Efficacy, Safety, and Tolerability of Ansofaxine (Ly03005) Extended-Release Tablet for Major Depressive Disorder: A Randomized, Double-Blind, Placebo Controlled, Dose-Finding, Phase 2 Clinical Trial

BACKGROUND Ansofaxine (LY03005) extended-release (ER) tablet is a potential triple reuptake inhibitor of serotonin, norepinephrine, and dopamine. This study assessed the efficacy, safety, and appropriate dosage of ansofaxine for the treatment of major depressive disorder (MDD).
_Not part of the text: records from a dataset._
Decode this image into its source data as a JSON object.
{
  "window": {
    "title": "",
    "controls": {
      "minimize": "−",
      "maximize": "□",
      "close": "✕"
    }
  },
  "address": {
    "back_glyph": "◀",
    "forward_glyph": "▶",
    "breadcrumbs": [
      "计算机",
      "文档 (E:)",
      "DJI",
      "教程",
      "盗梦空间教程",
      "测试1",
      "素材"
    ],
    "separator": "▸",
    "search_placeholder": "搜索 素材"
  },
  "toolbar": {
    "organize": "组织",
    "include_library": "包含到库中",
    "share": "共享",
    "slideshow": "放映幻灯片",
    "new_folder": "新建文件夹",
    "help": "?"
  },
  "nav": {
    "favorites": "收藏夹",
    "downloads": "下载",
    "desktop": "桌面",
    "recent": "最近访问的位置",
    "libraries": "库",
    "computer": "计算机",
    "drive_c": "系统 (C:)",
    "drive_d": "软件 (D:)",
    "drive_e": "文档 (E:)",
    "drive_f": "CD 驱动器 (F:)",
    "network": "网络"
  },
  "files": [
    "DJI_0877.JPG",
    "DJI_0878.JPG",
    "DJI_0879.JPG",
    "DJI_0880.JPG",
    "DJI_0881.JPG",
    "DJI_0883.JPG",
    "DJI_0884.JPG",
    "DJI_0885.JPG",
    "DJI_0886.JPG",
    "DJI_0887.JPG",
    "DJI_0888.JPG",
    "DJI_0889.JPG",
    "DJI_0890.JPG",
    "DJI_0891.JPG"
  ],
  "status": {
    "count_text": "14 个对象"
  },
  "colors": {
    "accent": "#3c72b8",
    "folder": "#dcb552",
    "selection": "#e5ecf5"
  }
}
METHOD A multicenter, randomized, double-blind, placebo-controlled, dose-finding, Phase 2 clinical trial was conducted in China. Eligible patients with MDD (18-65 years) were randomly assigned to receive fixed-dose ansofaxine ER tablets (40, 80, 120, or 160 mg/day) or placebo for 6 weeks. The primary outcome measure was a change in the total score on the 17-item Hamilton Depression Rating Scale (HAMD17) from baseline to week 6. RESULT A total of 260 patients were recruited from October 2015 to September 2017. 255 patients received the study drug as the following: 40 mg (n = 52), 80 mg (n = 52), 120 mg (n = 51), and 160 mg (n = 51) ansofaxine and placebo (n = 49). Significant differences were found in mean changes in HAMD17 total scores at week 6 in the four ansofaxine groups vs. placebo (-12.46; χ  2 = -9.71, p = 0.0447). All doses of ansofaxine were generally well-tolerated. Treatment-related adverse events (TRAEs) occurred in 141 patients (303 cases), giving TRAEs incidence rates of 51.92%, 65.38%, 56.86%, and 62.75%in the 40, 80, 120, and 160 mg ansofaxine groups and 38.78% in the placebo group. CONCLUSION Active doses (40, 80, 120, and 160 mg per day) of ansofaxine in a controlled setting were safe, tolerated, and effective in improving depression symptoms in MDD patients.